Galdar ni siquiera se molestó en preguntar «¿Lo bastante cerca de qué?», pues ni siquiera tenía fuerza para hacerlo. Se incorporó con trabajo.
—Iré a organizar los turnos de guardia... —empezó.
—No —lo cortó Mina mientras ponía la mano en su hombro—. No habrá puestos de guardia esta noche. Todo el mundo dormirá.
—¿Sin centinelas? —protestó el minotauro—. Pero, Mina, los ogros nos persiguen...
—No nos alcanzarán hasta la mañana —volvió a interrumpirlo—. Los hombres deben comer si tienen hambre y después han de dormir.
«¿Comer qué?», se preguntó Galdar. Sus víveres llenaban ahora los vientres de los ogros.
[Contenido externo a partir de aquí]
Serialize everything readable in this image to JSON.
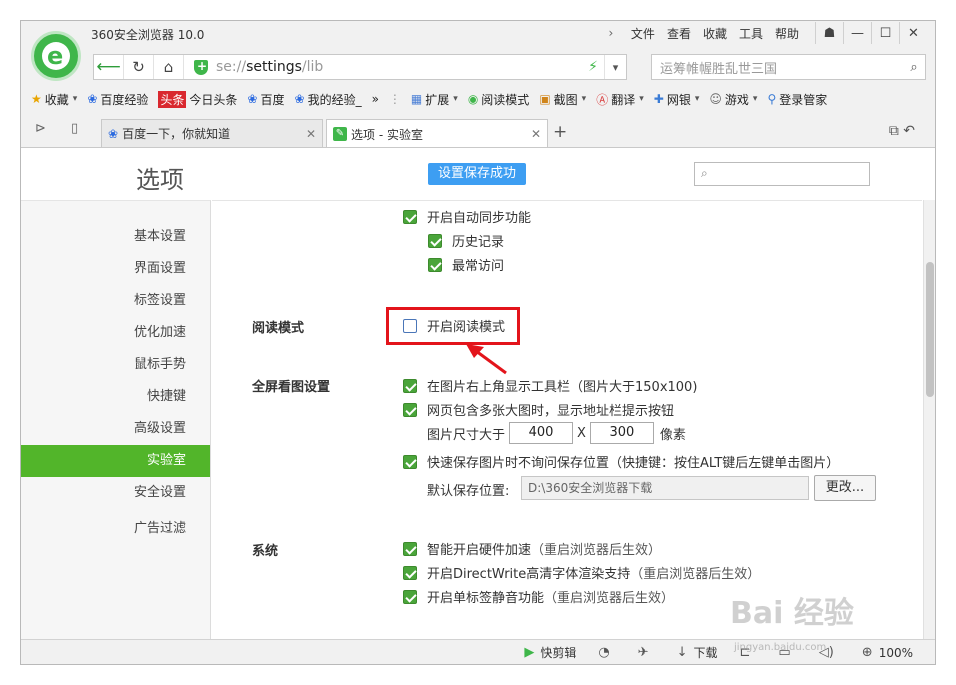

Aquellos que iniciaron la loca carrera cargados con paquetes de vituallas los habían tirado en el camino muchas horas atrás. Sin embargo, se guardó mucho de discutir con ella.
Tras reunir a los oficiales, comunicó las órdenes de Mina. Para sorpresa del minotauro, apenas hubo protestas ni argumentos. Los hombres estaban demasiado cansados; todo les daba igual. En cualquier caso, como dijo uno de los soldados, montar guardia no serviría de mucho. Los ogros se encargarían de despertarlos; despertarlos a tiempo para morir.
El estómago de Galdar resonó, pero el minotauro se encontraba demasiado agotado para buscar comida. Además, no probaría bocado de nada de aquel maldito bosque, eso por descontado. Se preguntó si la magia que había consumido la vida de los árboles actuaría del mismo modo sobre ellos durante la noche. Imaginó a los ogros llegando por la mañana para encontrarse únicamente con unos cadáveres secos. La idea lo hizo sonreír.
La noche era oscura como la muerte. Enredadas en las negras ramas de los esqueléticos árboles, las estrellas parecían pequeñas y débiles. Galdar estaba demasiado atontado por la fatiga para recordar si la luna saldría o no esa noche. Esperó que no lo hiciera. Cuanto menos viese aquel bosque fantasmagórico, mucho mejor. Pasó a trompicones sobre los cuerpos desmadejados de los soldados. Unos cuantos gruñeron y unos pocos lo maldijeron, y ése fue el único modo de saber que seguían vivos.